Hacker News new | ask | show | jobs
by vchuravy 1677 days ago
Especially the fact that loading a library compiled with GCC and fast math on, can modify the global state of the program... It's one of the most baffling decisions made in the name of performance.

I would really like for someone to take fast math seriously, and to provide well scoped and granular options to programmers. The Julia `@fastmath` macro gets close, but it is two broad. I want to control the flags individually.

Also the question how that interacts with IPO/inlining...

2 comments

D (LDC) lets you control the flags on a per function basis.

So one can (and we do at work) have @optmath which is a specific set of flags (just a value we defined at compile time, the compiler recognizes it as a UDA) we want as opposed to letting the compiler bulldoze everything.

You can do that on a per-compiler basis for e.g. with

#pragma GCC optimize(“fast-math")

Hopefully it still works as an attribute but my point is that you can (say) opt in to allowing more liberal use of FMA without (say) opting in to aggressive NaN assumptions
GCC attributes give you per-function control over both target and optimization options (unfortunately not with Fortran).

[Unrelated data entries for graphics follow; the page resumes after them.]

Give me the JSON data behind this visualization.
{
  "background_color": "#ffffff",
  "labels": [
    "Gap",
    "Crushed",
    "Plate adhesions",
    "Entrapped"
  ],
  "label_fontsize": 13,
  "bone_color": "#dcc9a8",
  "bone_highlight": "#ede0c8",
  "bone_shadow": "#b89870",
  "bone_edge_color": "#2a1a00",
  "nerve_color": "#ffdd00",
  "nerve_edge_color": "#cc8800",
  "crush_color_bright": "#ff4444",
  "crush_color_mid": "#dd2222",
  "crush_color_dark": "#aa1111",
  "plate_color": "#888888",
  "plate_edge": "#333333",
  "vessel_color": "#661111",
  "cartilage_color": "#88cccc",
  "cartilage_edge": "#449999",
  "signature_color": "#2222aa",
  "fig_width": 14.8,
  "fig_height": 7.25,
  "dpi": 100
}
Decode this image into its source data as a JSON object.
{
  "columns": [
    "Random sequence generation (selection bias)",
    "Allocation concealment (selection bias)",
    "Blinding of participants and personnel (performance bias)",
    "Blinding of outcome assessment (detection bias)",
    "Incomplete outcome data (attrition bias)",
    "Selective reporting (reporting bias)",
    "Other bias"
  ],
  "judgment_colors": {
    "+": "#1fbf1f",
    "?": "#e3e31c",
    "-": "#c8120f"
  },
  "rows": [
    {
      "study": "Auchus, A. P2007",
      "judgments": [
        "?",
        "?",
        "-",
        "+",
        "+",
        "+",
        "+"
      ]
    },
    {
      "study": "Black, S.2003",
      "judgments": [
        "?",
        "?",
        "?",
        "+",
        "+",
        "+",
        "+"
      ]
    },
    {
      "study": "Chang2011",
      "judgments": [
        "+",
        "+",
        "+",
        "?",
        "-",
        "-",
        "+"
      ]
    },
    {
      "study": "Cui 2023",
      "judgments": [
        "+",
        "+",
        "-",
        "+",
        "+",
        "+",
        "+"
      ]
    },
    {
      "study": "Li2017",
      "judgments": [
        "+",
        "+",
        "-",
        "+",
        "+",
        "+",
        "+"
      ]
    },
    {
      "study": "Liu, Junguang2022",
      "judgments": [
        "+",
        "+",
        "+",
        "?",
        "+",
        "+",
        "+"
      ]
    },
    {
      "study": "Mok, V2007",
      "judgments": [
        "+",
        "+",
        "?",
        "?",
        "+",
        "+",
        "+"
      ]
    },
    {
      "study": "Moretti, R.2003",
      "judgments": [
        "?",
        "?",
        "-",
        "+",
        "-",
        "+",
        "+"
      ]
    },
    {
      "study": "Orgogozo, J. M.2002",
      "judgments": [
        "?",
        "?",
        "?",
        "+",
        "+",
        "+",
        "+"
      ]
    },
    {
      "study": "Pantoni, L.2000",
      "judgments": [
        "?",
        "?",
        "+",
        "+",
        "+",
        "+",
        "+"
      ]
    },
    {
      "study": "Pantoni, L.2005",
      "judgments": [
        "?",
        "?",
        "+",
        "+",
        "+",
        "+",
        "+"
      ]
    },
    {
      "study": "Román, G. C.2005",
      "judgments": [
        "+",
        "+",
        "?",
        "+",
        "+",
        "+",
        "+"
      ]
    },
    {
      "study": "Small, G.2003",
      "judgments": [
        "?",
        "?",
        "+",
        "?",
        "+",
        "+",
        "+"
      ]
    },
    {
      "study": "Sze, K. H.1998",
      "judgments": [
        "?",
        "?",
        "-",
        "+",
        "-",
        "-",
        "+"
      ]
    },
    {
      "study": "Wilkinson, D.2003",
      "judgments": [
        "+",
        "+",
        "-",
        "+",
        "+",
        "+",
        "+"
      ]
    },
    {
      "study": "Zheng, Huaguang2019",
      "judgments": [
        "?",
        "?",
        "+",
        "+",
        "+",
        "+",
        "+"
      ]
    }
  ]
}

I'd have to look up what's available, but some per-loop control is possible with OpenMP pragmas too (perhaps with GCC's -fopenmp-simd if you don't want the threading).
Fast math is a collection of optimisations, you can enable them individually. You just have to look up what the appropriate ones are
As I have said above the whole point I am making is that you want to turn a set of them on for only one function.
You can, that is exactly what the pragma allows you to do?
It should always have been a bit in the instruction encoding, never global state.